Крестьянина на следующий день отпевали под барабаны, потом сожгли. Жизнь Махеша вроде бы вне опасности. Всего несколько дней назад играли с ним в бадминтон, говорили о черной пантере, собирались отправиться вместе в тот лес за озером…
Мы еще раз, последний, съездили на сафари. Три тигра, леопард, два десятка слонов, бизонов, не говоря об оленях. В один день. Последним был тигр, глядевший в упор, близко, долго. Камера моя окончательно свихнулась – то затвор отказывал, то фокус плясал, то просто дисплей становился черным с надписью «выключите камеру!». Все верно. Не надо снимать, ты ж видишь, оно не хочет. Ни оно тебя, ни ты его. Давно пора вам убираться из этого волшебного и страшного леса, дарящего сверх меры и сверх меры же отнимающего. От этих дьявольских искушений. Поезжайте в Мудумалаи, в соседний штат Тамилнад, на голубые холмы Нилгири – и живите. Прямо с утра и поезжайте.
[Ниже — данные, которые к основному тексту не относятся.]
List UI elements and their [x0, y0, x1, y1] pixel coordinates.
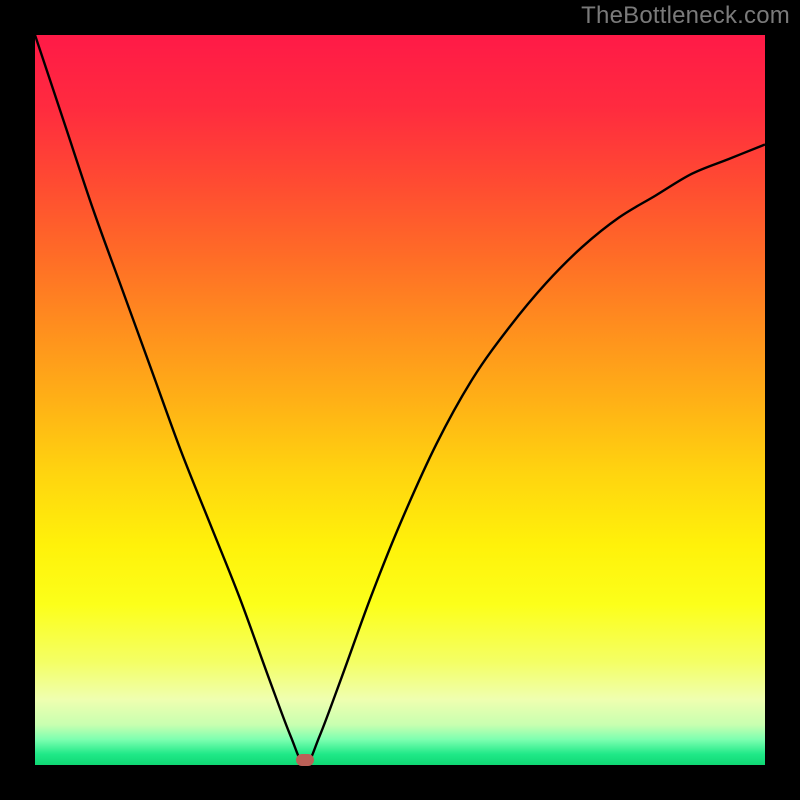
gradient-background: [35, 35, 765, 765]
chart-frame: TheBottleneck.com: [0, 0, 800, 800]
plot-area: [35, 35, 765, 765]
minimum-marker: [296, 754, 314, 766]
watermark-text: TheBottleneck.com: [581, 2, 790, 30]
plot-svg: [35, 35, 765, 765]
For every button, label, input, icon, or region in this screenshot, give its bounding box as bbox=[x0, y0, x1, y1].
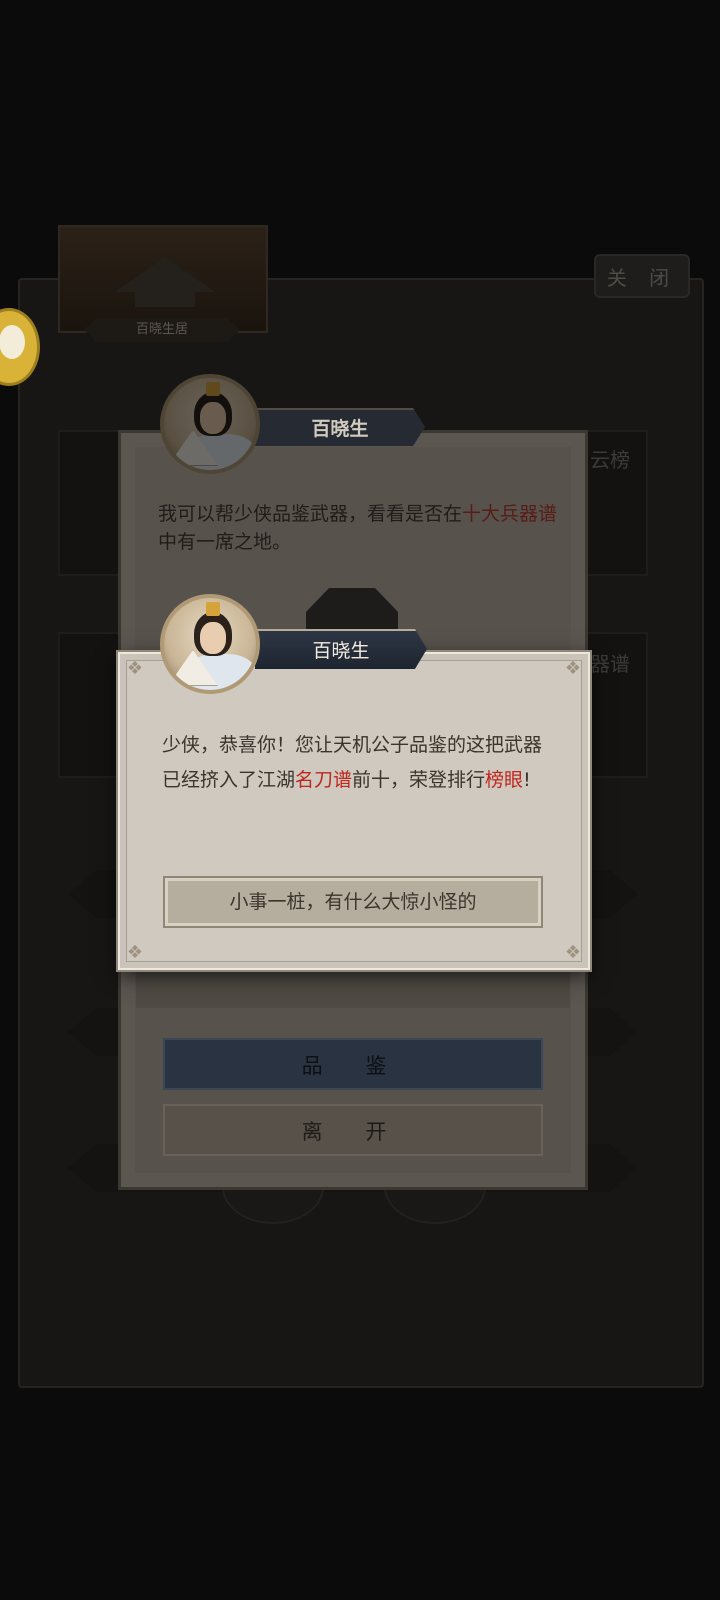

Ранним утром мы покинули нашу Диканьку и, сменив несколько автобусов, к вечеру оказались в соседнем штате Тамилнад в заповеднике Мудумалаи. Высадив нас, автобус исчез во тьме, мы остались одни на развилке дорог, там к нам и подошел, отделившись от этой тьмы, местный водитель Шаши и отвез на своем джипе в деревушку Масинагуди, ставшую нам на годы вторым домом. Вторым после Харнай. И поселились мы у Рахуля, а потом перебрались к Прабе с его женой Ладой и слугой Пушкиным в их гостевой домик у лесного озера и кромки джунглей. Там, в один из первых дней прогуливаясь у этого озерца, мы увидели семью мишек, почти как на том настенном коврике из детства, и присели под высоким кустом бамбука, не сразу заметив, что сидим рядом с храмом. Величиной с младенца. Четыре каменные фигурки: Гаруда, Шива и две его жены. Тысячелетние, сплоченные в зарослях под этим бамбуковым кустом. По ночам здесь бродят слоны, олени, днем пастухи пасут коз. Вот таким, наверно, и должен быть храм – незаметным, случайным, нигде, под кустом. А потом мимо прошел мальчик с удочкой и застенчиво попросил нас снять обувь. И благодарно сложил на груди ладони.
А днем позже мы отправились с Шаши на его джипе в джунгли. И впервые увидели маленькое чудо, которому тридцать четыре миллиона лет. Мышиный олень. Первородный, от которого все другие ветвились. Величиной с некрупную собаку, ноги как у свинки, во рту маленькие клыки. Одинок, робок, моногамен, за все эти миллионы лет не менялся. Стоял в кустарнике горестно и почти недвижно – похоже, все эти тридцать четыре миллиона лет.
А потом наблюдали за слоном с одним бивнем. Тем самым, которого видели месяцем раньше в Карнатаке, на тех сафари, куда ездили из Диканьки. Вот, оказывается, сколько этот бедолага прошел. Чтобы исподволь поглядывать, как из зарослей выходит слониха со слоненком. Второй свой бивень он потерял в битве с соперником. Шансов теперь у него на любовь и семью почти нет. Возможно, в прошлом у него с этой слонихой были какие-то отношения. Он тихо подошел сзади, намотал ее хвостик на хобот и легонько потянул к себе. С минуту она покачивала головой, обернулась и дала понять, что шутка исчерпана. Ну он и не настаивал: хоть так.